Facing Elimination, the Houston Astros Find Their Bats
ATLANTA — Adam Duvall swung and the baseball sailed high and deep and, surely, toward the history books. The 43,122 Atlanta fans filling Truist Park, early arrivals and in the mood to party with a clinching World Series win within reach, exploded into a raucous din. They believed the grand slam, only the 21st in World Series history, signaled their divine right to celebrate.
It was the first inning.
The Houston Astros are here for a reason, too, although they hadn’t exhibited it much lately. But they finally found their offensive groove just when they needed it, facing elimination in Game 5. A shake-up in the lineup and a big day by a light-hitting catcher produced a series-saving 9-5 victory for the Astros.
It had been a tough few days for the Astros. They hadn’t played in Atlanta since 2017 and, because of cold and rainy conditions, not only was their planned workout on Thursday evening canceled, but pregame on-field batting practice before Games 3 and 4 were wiped out, too.
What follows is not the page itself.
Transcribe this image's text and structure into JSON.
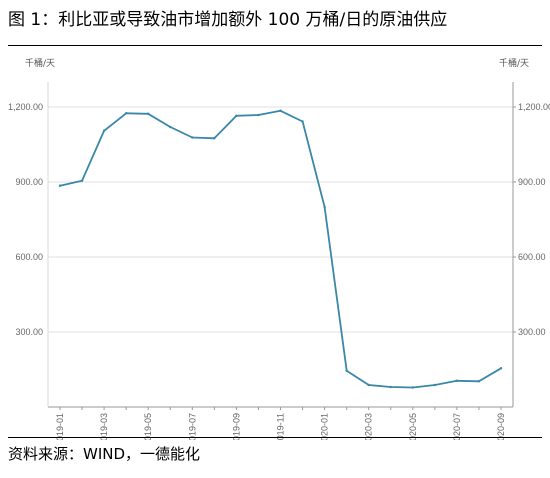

So the only time the Astros were on the unfamiliar field was during the games themselves.
Offensively, it showed. They scored only two runs over the first 18 innings here, losing games 2-0 and 3-2 and having a terrible time throughout. Including the games in Houston, the Astros were 4 for 31 with runners in scoring position in the series.
But Manager Dusty Baker stubbornly said “I believe in miracles” before Game 5 and, while perhaps the comeback his team was facing might not quite qualify, maybe he was onto something given the futility with runners in scoring position. Houston had left 17 runners on base during the first two games in Atlanta.
One fact Baker cited before Game 5 was that as recently as the 2016 World Series, the Chicago Cubs trailed Cleveland three games to one but came back to win the title.
Houston’s offense woke up, finally, on Sunday when the skies cleared and the area dried. The Astros scheduled some early work on the field for midafternoon, before Atlanta’s batting practice session. Whether that alone brought change, or whether the Astros’ hitters are simply too good to be held down for long, things changed dramatically in Game 5.
Down by 4-0 early, Houston scratched across two runs in the second when Yuli Gurriel drove a one-out single to center, Kyle Tucker walked and Alex Bregman, struggling so badly that Baker dropped him to seventh in the lineup, knocked an R.B.I. double. Tucker then scored on catcher Martín Maldonado’s fly ball to center field.
It was a beginning. The Astros tied it, 4-4, with two more runs in the third. Atlanta shortstop Dansby Swanson booted a ground ball to give Houston a start there. Then the Astros shook off a Freddie Freeman homer that briefly put Atlanta on top, 5-4, by scoring three more times in the fifth. Carlos Correa and Yuli Gurriel rapped base hits, Bregman was intentionally walked with two outs and first base open and Maldonado, again, followed by working a clutch, bases-loaded walk against Atlanta reliever A.J. Minter.
Maldonado, the defensive stalwart at catcher who typically contributes little offensively, had drawn just one walk in 47 plate appearances this postseason at the time. But on a night when Houston was desperate for help from all corners of its roster, Maldonado stepped up. The player who finished with the worst batting average during the regular season of all big league catchers with at least 400 plate appearances (.172) finished with three R.B.I., the third coming on a base hit in the seventh two batters after a Tucker double.
Correa chipped in an R.B.I. single in the eighth that was an unnecessary, but welcome, insurance run.
It all wiped out the Duvall grand slam that so many here figured was a sure sign that Atlanta was going to clinch its first World Series title since 1995. It was the first World Series grand slam in the first inning since the Yankees’ Bobby Richardson hit one in the 1960 World Series.
That, and the fact that Atlanta was a perfect 7-0 at home this postseason, seemed to be premonitions for a big celebration in this town overnight Sunday. Instead, the World Series now will move back to Houston for Game 6 on Tuesday night, with the Astros’ offense showing signs of life and at least some indication that, perhaps, there may be a long way to go yet in this series.